Le scandale qui secoue actuellement le monde fromager, après plusieurs cas graves de listériose et deux décès liés à des produits fabriqués dans la Creuse, n’a pas de lien direct avec l’Hérault. Mais l’émotion nationale rejaillit sur tous les acteurs de la filière. Dans le département, éleveurs et fromagers fermiers s’inquiètent des amalgames et rappellent que la sécurité alimentaire est l’affaire de tous, quel que soit le mode de production.
Des contrôles rigoureux chez les petits producteurs
Une éleveuse de chèvres de l’Hérault témoigne : « Chez nous, on n’a jamais eu de problème de Listeria, mais on applique les mêmes mesures d’hygiène que l’industrie. » Elle détaille : « La différence, c’est que nos contrôles se font par échantillonnage.
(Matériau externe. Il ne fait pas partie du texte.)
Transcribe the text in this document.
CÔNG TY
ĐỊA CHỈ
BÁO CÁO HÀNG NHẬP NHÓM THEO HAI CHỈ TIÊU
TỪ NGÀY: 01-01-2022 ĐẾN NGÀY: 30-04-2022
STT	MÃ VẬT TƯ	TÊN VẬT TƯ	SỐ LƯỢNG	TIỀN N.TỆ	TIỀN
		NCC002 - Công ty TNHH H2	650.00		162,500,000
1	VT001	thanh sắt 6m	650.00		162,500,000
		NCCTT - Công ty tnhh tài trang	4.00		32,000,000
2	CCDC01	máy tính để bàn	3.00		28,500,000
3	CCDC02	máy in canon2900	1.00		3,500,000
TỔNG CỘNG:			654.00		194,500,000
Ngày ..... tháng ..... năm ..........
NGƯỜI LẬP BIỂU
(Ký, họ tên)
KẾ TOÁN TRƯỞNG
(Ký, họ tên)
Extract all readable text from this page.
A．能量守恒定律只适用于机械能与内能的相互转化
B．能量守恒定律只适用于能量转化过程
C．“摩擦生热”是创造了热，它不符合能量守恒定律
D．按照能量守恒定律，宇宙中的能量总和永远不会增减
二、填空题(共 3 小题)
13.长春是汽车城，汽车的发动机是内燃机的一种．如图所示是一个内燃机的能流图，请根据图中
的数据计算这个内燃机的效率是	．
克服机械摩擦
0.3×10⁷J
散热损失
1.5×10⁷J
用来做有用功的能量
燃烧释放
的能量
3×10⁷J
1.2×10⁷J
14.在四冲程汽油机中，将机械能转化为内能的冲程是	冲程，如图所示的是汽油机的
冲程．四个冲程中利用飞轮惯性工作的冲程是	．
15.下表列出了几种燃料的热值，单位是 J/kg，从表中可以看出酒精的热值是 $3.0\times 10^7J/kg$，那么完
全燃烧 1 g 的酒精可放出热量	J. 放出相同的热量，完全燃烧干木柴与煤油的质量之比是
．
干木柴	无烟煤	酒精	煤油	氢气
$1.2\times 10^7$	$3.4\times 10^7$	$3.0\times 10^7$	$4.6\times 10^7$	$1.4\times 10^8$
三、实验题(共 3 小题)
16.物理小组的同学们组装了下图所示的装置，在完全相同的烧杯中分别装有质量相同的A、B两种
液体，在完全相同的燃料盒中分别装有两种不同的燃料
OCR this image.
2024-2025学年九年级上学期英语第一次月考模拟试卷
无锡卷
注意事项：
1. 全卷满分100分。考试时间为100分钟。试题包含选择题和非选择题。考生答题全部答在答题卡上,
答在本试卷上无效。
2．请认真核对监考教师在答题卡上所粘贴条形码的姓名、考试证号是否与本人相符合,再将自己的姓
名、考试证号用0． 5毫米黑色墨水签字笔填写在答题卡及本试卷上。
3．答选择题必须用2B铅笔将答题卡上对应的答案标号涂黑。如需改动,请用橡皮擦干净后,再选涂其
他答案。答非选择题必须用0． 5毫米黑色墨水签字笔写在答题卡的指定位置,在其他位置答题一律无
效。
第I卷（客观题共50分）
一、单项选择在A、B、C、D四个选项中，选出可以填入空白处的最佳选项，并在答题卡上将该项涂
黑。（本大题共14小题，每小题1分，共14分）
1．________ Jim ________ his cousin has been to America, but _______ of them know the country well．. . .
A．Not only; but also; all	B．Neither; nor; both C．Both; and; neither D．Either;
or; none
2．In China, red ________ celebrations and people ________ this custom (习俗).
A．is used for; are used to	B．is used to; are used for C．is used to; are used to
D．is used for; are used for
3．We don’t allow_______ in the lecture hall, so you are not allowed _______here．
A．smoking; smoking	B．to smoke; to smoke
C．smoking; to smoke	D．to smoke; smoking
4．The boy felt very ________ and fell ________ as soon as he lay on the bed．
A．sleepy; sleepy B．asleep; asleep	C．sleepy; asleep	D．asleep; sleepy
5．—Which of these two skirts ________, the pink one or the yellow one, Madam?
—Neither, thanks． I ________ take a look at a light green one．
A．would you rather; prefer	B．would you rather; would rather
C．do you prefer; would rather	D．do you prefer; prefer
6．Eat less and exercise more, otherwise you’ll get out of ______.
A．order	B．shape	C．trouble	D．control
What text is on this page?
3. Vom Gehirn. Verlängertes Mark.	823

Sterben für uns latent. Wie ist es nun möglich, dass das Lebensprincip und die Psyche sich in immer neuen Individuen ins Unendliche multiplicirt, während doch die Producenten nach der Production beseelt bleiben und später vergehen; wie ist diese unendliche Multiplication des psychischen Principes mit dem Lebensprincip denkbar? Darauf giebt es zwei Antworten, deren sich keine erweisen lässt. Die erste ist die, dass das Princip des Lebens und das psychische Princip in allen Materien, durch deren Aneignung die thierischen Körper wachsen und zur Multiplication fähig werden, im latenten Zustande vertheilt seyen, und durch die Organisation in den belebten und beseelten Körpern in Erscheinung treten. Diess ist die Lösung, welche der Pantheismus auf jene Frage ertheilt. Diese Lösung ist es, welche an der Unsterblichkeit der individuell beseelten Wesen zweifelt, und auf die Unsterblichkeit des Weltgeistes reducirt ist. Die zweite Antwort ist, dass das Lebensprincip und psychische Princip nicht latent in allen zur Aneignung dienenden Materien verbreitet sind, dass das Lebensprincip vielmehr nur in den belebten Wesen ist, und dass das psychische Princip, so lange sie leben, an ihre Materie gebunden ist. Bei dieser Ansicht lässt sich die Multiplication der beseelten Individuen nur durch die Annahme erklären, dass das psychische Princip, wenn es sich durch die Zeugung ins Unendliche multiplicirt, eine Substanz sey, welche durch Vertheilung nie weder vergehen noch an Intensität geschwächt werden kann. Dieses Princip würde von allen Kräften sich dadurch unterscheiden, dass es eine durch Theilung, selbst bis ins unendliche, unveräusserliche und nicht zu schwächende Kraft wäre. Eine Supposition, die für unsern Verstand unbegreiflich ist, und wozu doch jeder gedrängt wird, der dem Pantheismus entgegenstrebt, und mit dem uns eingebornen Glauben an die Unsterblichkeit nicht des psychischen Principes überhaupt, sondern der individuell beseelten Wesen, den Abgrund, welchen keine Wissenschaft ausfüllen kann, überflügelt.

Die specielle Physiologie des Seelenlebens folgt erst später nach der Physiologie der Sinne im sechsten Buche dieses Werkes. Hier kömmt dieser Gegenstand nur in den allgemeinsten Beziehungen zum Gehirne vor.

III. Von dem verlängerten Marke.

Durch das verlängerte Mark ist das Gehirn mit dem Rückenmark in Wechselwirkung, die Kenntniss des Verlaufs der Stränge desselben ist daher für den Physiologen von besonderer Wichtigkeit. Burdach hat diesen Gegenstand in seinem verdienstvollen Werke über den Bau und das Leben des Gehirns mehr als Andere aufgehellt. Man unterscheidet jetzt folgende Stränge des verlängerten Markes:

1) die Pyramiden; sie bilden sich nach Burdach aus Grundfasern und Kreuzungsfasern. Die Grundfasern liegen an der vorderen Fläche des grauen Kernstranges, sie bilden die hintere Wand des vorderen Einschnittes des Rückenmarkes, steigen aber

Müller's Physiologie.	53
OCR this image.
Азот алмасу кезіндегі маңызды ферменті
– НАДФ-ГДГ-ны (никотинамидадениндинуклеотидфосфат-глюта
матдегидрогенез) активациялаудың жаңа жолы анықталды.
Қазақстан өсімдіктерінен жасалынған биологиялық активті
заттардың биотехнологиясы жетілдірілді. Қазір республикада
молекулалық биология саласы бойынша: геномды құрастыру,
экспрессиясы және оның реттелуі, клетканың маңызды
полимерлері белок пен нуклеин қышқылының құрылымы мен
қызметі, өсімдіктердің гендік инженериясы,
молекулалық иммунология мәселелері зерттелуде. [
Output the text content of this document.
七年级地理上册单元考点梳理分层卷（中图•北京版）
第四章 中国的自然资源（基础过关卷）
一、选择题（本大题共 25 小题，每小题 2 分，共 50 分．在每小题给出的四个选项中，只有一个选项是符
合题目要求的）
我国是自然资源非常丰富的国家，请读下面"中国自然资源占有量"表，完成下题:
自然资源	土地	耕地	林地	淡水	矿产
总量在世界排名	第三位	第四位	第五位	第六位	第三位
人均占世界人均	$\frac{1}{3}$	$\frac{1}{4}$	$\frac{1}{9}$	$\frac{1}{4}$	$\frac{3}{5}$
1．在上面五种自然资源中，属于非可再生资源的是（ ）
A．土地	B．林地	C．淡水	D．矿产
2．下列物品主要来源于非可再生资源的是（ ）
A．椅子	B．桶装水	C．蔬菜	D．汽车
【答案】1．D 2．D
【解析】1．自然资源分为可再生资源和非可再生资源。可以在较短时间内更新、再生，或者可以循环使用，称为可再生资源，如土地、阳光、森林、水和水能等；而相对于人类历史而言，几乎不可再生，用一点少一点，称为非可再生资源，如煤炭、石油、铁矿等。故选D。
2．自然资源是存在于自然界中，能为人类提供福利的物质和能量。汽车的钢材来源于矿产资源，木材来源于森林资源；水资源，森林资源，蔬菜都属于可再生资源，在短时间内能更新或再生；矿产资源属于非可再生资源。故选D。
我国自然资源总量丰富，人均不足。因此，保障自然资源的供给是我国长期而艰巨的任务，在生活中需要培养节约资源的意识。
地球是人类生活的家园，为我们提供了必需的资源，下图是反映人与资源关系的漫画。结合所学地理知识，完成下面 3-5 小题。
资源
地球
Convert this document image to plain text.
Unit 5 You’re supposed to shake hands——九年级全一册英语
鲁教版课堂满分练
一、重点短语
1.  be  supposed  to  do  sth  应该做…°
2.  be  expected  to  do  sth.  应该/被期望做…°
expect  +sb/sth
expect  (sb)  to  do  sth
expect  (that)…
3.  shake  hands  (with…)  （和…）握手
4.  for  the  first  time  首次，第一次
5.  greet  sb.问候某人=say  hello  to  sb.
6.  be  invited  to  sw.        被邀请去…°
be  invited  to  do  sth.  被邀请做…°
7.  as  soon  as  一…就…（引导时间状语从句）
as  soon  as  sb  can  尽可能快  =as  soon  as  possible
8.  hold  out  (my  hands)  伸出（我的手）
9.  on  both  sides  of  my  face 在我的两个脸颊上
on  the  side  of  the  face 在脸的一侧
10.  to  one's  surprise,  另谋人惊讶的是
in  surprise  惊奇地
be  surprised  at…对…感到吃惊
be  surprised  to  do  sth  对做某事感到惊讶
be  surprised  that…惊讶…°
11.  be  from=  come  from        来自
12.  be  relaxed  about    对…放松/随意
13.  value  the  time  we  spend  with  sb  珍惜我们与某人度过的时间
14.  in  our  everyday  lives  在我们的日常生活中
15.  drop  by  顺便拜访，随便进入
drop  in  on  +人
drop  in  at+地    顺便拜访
Mais on surveille de la même manière, avec traçabilité et analyses régulières. »
Comme beaucoup de producteurs, elle regrette les mises en garde répétées contre les fromages au lait cru : « On passe notre temps à dire aux femmes enceintes et aux jeunes enfants d’éviter le lait cru. Pourtant, dans les grands scandales sanitaires, on retrouve souvent des produits industriels au lait pasteurisé. » Elle rappelle que la pasteurisation ne garantit pas un risque zéro : « La listéria peut apparaître a posteriori sur une machine de découpe ou une climatisation. »
La bactérie invisible mais détectable
Un autre éleveur caprin local explique que ces bactéries pathogènes ne se détectent pas à l’œil nu : « On ne les voit pas, on ne les sent pas : sans analyses microbiologiques, on ne peut pas savoir. Pour la Listeria, il n’y a pas de seuil toléré : c’est zéro germe. » Dans sa ferme, chaque lot est contrôlé à intervalles réguliers. Il insiste : « La pasteurisation protège des contaminations venant de l’animal, mais pas de celles qui peuvent survenir ensuite, dans la transformation. »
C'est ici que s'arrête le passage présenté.